Ну, в 1902 году это произвело сильнейшее впечатление на присяжных. Конечно, отмена смертной казни заметно повлияла на увядание столь фиглярского стиля. Ссылка на обезглавливание крапивы едва ли безупречна по вкусу. Но на присяжных она сработала. Они дружно решили не брать на себя ответственность за отправку обвиняемой на виселицу. Шесть часов готовили они вердикт, и он был даже встречен аплодисментами. Предложи кому‑то из этих добропорядочных граждан поставить пять собственных благоприобретенных фунтов на ее невиновность, результат, боюсь, оказался бы иной. Защитнику, конечно, помогла Аллегра Боксдейл. Закон о свидетелях по уголовным делам, введенный тремя годами ранее, позволил ему опросить ее в качестве свидетеля. Актриса она была не из последних и каким‑то образом смогла убедить присяжных, что искренне любила старика.
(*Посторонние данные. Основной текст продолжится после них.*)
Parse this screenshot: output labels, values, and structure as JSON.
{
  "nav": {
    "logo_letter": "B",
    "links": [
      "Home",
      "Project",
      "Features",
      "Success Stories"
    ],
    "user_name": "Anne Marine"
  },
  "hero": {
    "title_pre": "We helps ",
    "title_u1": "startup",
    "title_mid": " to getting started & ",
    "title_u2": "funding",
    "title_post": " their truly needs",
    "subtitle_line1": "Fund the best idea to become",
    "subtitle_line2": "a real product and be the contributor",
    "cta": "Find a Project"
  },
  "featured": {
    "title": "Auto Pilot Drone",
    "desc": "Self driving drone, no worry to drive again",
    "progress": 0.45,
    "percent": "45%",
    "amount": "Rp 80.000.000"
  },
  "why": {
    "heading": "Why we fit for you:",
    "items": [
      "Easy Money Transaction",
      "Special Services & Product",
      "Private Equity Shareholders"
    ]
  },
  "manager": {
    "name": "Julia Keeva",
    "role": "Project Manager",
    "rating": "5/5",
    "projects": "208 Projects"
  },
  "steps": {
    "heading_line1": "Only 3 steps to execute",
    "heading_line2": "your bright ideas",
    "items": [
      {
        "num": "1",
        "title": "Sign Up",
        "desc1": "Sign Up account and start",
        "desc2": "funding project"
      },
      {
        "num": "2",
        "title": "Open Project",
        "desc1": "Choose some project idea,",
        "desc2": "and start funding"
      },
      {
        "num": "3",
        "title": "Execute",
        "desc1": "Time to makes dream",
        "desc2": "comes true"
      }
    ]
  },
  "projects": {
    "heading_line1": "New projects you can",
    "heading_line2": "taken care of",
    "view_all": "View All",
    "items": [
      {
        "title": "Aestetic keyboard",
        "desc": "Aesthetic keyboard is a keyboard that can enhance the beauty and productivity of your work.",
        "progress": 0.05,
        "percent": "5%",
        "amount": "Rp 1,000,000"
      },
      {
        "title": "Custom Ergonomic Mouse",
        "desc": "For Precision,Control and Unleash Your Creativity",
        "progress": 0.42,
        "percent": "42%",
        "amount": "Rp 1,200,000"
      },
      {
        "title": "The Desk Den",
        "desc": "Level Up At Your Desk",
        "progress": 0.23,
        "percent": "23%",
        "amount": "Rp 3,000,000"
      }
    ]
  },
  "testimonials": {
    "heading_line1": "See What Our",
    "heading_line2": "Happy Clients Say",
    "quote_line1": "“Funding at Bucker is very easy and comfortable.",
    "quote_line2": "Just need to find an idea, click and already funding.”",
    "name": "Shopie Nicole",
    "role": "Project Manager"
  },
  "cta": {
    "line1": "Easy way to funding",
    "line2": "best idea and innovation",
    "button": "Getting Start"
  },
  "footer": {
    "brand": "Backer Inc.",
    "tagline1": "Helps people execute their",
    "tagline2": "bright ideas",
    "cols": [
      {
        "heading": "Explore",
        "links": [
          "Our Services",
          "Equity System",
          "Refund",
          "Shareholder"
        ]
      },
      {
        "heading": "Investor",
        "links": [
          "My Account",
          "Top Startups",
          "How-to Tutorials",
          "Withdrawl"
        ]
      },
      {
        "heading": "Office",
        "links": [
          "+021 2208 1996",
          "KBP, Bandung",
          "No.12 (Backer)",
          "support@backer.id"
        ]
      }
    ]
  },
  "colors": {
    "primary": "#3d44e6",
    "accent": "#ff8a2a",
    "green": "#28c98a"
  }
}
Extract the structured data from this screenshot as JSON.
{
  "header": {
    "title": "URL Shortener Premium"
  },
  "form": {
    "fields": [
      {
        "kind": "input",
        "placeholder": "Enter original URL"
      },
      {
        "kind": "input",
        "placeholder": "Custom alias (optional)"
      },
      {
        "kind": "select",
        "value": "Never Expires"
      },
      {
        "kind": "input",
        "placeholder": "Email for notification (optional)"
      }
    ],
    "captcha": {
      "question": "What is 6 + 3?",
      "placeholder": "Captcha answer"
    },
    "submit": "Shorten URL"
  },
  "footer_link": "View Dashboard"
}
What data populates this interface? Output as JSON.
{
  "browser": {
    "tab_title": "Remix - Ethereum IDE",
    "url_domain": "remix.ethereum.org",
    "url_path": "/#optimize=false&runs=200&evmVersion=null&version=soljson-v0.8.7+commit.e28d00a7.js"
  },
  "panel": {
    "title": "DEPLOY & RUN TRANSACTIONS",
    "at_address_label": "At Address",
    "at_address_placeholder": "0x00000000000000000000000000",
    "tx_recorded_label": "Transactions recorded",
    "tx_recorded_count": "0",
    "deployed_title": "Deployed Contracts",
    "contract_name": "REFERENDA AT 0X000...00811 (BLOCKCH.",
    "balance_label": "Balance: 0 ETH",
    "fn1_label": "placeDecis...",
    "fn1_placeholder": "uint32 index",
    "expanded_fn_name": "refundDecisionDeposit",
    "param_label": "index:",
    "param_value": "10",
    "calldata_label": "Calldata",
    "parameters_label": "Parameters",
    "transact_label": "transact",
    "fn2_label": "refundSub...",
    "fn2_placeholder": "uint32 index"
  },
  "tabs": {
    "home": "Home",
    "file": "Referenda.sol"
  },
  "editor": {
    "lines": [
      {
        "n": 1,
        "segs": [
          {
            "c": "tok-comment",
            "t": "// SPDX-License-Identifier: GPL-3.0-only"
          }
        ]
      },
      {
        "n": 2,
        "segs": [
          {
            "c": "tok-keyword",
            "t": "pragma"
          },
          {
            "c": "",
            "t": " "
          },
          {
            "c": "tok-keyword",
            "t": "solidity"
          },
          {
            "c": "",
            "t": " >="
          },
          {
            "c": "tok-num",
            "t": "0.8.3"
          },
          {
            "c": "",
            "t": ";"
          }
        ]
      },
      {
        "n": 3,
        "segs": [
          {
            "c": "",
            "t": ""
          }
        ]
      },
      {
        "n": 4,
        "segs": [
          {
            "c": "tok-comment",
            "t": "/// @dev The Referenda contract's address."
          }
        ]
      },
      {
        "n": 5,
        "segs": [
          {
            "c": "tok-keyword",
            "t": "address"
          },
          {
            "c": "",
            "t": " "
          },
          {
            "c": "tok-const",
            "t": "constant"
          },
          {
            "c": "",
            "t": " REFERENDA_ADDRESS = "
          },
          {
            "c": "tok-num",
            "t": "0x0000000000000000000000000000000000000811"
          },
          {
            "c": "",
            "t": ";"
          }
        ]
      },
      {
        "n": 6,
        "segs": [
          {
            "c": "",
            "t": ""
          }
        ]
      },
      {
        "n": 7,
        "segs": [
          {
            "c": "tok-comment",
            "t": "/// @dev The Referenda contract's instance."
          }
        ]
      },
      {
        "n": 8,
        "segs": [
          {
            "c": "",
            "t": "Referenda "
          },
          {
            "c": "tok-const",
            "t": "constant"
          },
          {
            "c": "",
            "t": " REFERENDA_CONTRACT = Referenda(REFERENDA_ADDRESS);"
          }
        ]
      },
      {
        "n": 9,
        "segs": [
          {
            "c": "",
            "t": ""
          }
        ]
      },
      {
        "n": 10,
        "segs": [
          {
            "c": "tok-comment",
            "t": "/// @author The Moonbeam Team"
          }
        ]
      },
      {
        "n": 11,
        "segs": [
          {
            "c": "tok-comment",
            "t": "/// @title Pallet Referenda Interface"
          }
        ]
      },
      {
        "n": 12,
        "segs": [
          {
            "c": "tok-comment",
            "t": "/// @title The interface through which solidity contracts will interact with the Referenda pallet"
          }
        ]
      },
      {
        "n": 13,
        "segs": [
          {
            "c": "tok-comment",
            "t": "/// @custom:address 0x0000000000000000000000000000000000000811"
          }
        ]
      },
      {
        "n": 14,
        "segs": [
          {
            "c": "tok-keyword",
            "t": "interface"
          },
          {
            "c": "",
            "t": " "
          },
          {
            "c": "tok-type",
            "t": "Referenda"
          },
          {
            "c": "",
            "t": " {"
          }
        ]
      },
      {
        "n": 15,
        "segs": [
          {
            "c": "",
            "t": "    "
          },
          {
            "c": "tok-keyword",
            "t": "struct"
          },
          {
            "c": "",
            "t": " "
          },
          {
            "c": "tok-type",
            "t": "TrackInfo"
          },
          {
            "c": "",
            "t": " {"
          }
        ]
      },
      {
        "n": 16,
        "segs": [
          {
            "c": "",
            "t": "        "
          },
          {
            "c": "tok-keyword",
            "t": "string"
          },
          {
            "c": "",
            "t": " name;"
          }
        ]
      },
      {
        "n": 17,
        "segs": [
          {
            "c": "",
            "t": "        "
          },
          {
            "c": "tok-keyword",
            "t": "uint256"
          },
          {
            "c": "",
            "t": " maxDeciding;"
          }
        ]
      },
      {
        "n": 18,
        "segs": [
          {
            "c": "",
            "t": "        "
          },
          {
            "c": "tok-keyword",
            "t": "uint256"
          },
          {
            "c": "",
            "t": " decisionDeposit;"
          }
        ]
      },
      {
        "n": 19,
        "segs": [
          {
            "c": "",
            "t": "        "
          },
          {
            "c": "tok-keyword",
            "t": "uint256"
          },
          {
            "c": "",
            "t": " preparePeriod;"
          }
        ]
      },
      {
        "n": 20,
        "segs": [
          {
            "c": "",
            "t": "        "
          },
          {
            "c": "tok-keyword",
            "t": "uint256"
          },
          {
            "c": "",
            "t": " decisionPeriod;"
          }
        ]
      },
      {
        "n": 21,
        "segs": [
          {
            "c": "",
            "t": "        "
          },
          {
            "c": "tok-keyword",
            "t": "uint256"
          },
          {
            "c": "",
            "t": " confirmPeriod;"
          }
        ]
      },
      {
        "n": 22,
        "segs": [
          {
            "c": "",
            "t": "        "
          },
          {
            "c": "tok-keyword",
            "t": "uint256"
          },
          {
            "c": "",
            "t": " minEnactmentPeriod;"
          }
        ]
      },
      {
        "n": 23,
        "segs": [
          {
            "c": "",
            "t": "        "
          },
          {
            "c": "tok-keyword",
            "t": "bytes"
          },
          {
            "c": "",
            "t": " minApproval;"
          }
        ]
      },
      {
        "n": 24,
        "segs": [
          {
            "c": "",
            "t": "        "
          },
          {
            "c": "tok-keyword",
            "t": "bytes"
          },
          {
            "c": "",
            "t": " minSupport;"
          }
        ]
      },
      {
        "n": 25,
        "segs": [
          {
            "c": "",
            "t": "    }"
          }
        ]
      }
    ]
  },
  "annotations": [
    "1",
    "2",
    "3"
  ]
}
— Может, так оно и было, — произнес Далглиш. — За свою жизнь она, подозреваю, видела мало ласки. А он был ласков.

— Несомненно, несомненно. Но любить? — Глат не сдержался. — Шестидесятидевятилетний безобразнейший старик — и привлекательная девушка двадцати одного года!

Далглиш не был уверен, поддается ли любовь, эта иконоборческая страсть, подобной простой арифметике, но спорить не стал. Глат продолжал:

— А обвинению не удалось отыскать какую‑либо другую любовную ее привязанность. Полиция, естественно, обратилась к прежнему ее партнеру. Он оказался лысым низкорослым человечком с личиком хорька, имел обожаемую нежную жену и пятерых детей. Когда знаменитый номер распался, он стал выступать в другом месте побережья, взяв себе другую партнершу. И вздыхал, как успешно шли прежде дела, приятно вспоминать, но не становиться ж поперек дороги Алле, а вот если выберется она из тех силков и захочет работать, то знает, куда обратиться. Даже самому подозрительному полицейскому становилось ясно, что интерес у него чисто профессиональный. Как он сказал: «Что промеж друзей значит крупинка — другая мышьяку?»

Боксдейлам не везло после того суда. Капитан Морис Боксдейл был убит в 1916 году и детей не оставил, а преподобный Эдвард потерял жену и дочек — близнецов в эпидемию гриппа двумя годами позже. Сам он прожил до 1932 года. Сын его, Губерт, еще, возможно, жив, хоть я и сомневаюсь в этом. Всю семью преследовали постоянные болезни.

Наибольшим моим достижением было то, что я, однако, разыскал Маргерит Годар. Прежде я и не надеялся найти ее в живых. Она не вышла за Брайза — Лэси, да и вообще ие была замужем. Он же отличился на войне 1914–1918 годов, успешно прошел ее, вскорости женился на очень подходящей ему девушке, сестре друга — офицера. В 1925 году он унаследовал титул, умер в 1953–м.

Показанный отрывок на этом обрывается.